Monday, August 14, 2017

Short starts, sloppy play, two wins

The Twins, especially the overworked bullpen, need today's off day. They have the first-place Cleveland Indians in town the next three days, and if Paul Molitor has been jumpy with his starting pitchers the last four days -- and he has -- he has reason to continue that.

The Twins took two of three from Detroit, a bad team on a death march, over the weekend. But they did so without any quality starts. Kyle Gibson and Jose Berrios were yanked in the fifth and fourth innings on Friday and Saturday respectively, and Ervin Santana staggered through five. Toss in Dietrich Enns' quick hook on Thursday, and that's 46 outs from the starters in the last four games.

Enns' hook was purely the manager's descretion. Pulling the rookie southpaw in the third inning with a four-run lead at literally the first sign of trouble was Molitor managing in mid August like it is late September. I couldn't blame him at the time -- the bullpen was well-rested at that point, and the Twins can't afford to give away games -- but it set the tone for the next three days.

Saturday was frankly awful. Berros put the Twins down 5-0, they came back to take a five-run lead in the seventh, and the bullpen melted down late for a 12-11 loss.

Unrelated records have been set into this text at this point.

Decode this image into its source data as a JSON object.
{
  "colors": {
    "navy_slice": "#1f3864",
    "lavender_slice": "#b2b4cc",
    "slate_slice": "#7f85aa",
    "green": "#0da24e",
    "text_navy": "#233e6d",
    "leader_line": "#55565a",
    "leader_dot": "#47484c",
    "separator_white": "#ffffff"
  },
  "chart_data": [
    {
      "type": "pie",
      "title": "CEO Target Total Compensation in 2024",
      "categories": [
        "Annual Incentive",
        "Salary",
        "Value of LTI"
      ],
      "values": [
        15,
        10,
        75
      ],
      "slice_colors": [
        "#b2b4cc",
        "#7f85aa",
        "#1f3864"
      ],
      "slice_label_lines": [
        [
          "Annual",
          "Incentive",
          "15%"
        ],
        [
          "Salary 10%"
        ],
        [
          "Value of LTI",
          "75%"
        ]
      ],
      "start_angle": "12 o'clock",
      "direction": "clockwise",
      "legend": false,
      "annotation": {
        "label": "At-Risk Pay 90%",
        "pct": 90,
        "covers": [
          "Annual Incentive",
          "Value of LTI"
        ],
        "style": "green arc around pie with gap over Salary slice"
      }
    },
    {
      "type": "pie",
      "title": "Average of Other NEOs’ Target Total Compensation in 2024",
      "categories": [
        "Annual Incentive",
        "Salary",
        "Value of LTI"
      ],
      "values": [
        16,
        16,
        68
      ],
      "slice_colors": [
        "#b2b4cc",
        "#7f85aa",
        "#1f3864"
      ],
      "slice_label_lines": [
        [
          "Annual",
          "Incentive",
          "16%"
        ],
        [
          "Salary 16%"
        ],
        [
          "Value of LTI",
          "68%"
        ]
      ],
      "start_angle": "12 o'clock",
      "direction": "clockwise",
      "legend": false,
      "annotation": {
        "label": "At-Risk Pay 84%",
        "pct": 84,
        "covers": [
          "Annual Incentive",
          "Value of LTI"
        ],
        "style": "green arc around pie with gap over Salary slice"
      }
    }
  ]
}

What struck me about that atrocity was that, in a game marked by some outstanding defensive plays, the Twins infield twice failed to get out of innings -- and those failures led to eight runs.

First inning, Jorge Polanco juggled a slow grounder with two outs and two on. He needed a clean exchange between glove and throw, didn't execute it. It was ruled a hit, and no official scorer would rule otherwise, but it's a play I expect major league shortstops to make. A run scored on the play. Berrios walked the next hitter, then served up a grand slam.

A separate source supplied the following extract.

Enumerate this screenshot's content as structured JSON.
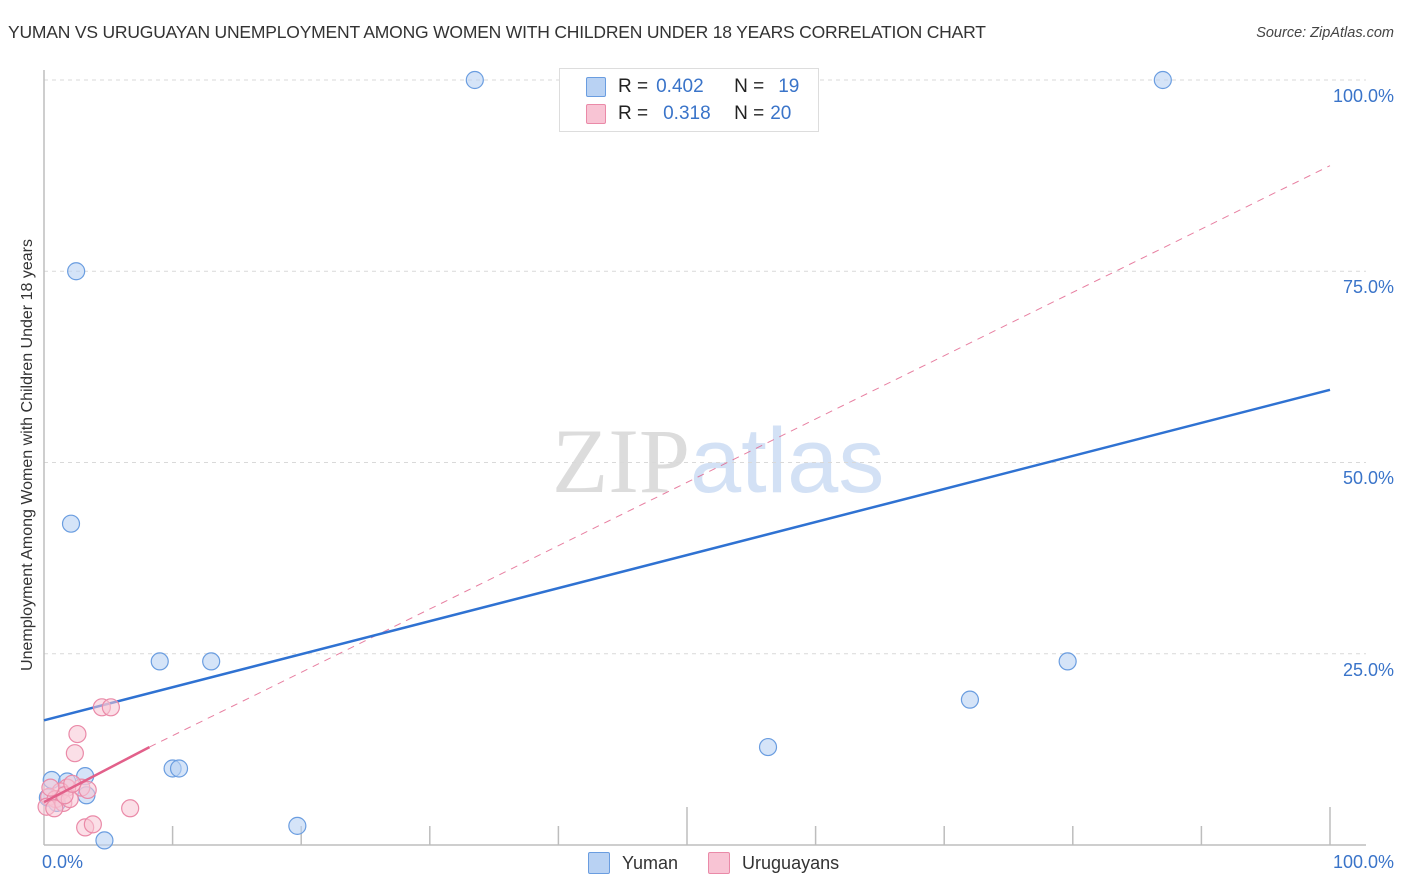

Eighth inning, Trevor Hilgenberger gets a double-play grounder with men on first and third, but Miguel Sano unaccountably hesitated to go to to second and only got one out. A run scored, and the next guy homered, and a four-run lead dwindled to one. Again, no error charged, but it was a mental miscue by Sano.

And Sunday's fifth inning, which undid Santana's start, was just awful. Three passed balls and a wild pitch? I was about ready to call on Twitter for Chris Gimenez to be DFA'd in mid inning. Toss in an error by Sano at first base, and two walks and a hit batter by Santana ... ugly, ugly, ugly.

The Twins survived that. The weary bullpen can rest their arms on today's offday.

But the bigger issue remains. The Twins have two weeks to go until the rosters expand; can Molitor's bullpen, even at eight arms, survive that long pitching half the innings? He really needs more than a dozen outs a game from his starters.